Bach spelen op Bachs galerij in Arnstadt
Ze vonden het een avontuur. Het opnemen van Bachs cantates en orgelwerken in Bachs kerk in Arnstadt. Dat het best krap was op de orgelgalerij, deerde de leden van Musica Amphion en het Gesualdo Consort Amsterdam niet. „We willen zo dicht mogelijk benaderen hoe Bach geklonken kan hebben.”
Zangers, blazers, strijkers, een klavecinist en een organist musiceerden vorig jaar in de Johann Sebastian Bach Kirche in het Duitse Arnstadt. De plaats waar de achttienjarige componist zijn loopbaan begon. Niet alleen deze opnameplek is bijzonder, ook het programma blijkt niet alledaags. Op de eerste cd in een reeks, ”Jesu meine Freude”, staan niet alleen vocale werken, maar valt ook orgelmuziek te beluisteren. „Dat is een bewuste keus”, licht Pieter-Jan Belder toe. Hij is de geestelijk vader van het project ”Bach Contextueel”. „Een concertprogramma en een cd met vier cantates of enkel orgelwerken is overdadig. Vergelijk het met een bezoek aan het Amsterdamse Rijksmuseum. Op een gegeven moment ben je verzadigd en geniet je niet meer van alle moois. Ik heb nooit begrepen waarom twee belangrijke onderdelen in Bachs oeuvre, orgel en vocaal, zo weinig gecombineerd worden.”

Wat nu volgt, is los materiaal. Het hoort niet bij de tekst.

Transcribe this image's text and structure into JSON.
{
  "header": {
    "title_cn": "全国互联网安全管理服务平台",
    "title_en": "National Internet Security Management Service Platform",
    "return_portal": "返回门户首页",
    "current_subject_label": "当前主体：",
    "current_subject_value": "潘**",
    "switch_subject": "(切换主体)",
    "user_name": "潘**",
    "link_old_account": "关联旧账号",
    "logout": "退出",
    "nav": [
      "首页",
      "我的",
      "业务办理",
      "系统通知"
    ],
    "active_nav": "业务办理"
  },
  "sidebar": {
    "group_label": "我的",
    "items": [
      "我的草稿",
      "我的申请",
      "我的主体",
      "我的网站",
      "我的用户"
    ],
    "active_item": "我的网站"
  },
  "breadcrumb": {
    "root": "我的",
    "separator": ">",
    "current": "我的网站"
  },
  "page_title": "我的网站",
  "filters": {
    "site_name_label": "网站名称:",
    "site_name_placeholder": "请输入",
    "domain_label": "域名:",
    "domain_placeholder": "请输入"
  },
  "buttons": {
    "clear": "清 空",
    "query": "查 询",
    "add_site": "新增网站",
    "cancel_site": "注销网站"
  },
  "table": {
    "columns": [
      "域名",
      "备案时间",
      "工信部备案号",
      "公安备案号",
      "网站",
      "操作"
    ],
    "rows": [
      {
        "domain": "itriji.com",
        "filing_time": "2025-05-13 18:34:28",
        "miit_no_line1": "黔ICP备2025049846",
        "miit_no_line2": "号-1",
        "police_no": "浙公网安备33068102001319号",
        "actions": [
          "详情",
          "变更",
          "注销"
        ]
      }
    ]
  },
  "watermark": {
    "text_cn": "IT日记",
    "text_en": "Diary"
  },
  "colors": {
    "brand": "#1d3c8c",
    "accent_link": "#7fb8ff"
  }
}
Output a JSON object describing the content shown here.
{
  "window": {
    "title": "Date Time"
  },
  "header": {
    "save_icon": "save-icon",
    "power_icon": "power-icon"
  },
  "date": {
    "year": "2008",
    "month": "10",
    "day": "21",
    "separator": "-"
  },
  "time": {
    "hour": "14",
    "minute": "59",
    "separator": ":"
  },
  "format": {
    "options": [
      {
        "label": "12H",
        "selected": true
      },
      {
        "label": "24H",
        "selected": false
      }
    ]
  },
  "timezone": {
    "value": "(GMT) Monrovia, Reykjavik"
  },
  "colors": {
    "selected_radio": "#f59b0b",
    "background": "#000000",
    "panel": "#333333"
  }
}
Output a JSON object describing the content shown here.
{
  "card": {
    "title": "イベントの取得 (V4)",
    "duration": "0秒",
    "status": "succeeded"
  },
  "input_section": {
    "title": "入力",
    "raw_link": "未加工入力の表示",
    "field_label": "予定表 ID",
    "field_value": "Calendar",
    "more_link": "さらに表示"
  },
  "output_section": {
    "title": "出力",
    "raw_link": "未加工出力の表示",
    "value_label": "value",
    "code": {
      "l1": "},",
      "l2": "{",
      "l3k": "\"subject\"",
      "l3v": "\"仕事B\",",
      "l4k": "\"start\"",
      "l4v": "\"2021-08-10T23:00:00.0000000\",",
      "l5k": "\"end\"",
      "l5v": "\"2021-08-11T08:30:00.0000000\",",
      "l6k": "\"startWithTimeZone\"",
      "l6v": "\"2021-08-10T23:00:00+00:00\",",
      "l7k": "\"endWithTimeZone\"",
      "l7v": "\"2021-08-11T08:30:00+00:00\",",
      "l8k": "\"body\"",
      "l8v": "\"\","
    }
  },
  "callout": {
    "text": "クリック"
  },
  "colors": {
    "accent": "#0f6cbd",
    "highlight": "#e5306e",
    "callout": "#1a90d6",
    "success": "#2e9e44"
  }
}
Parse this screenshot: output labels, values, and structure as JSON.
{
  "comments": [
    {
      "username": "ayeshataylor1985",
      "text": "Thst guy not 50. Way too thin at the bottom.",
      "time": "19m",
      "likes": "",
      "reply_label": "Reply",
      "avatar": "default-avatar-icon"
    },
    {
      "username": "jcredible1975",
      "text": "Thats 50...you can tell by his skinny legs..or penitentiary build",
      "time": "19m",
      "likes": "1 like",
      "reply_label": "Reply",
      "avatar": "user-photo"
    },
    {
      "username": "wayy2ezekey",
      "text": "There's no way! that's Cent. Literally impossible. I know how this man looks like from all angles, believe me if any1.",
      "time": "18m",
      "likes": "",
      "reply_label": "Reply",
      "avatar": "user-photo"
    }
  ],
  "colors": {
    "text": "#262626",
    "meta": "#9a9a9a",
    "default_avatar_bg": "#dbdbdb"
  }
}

Op elke cd-uitgave volgt een concertreeks in Nederlandse kerken. Volgende week zaterdag vindt in de Groote Kerk van Maassluis het eerste concert plaats. „We hopen daarmee het orgel- en cantatepubliek bij elkaar te brengen. Orgelwerken en cantates bloeien op als je ze met elkaar combineert.”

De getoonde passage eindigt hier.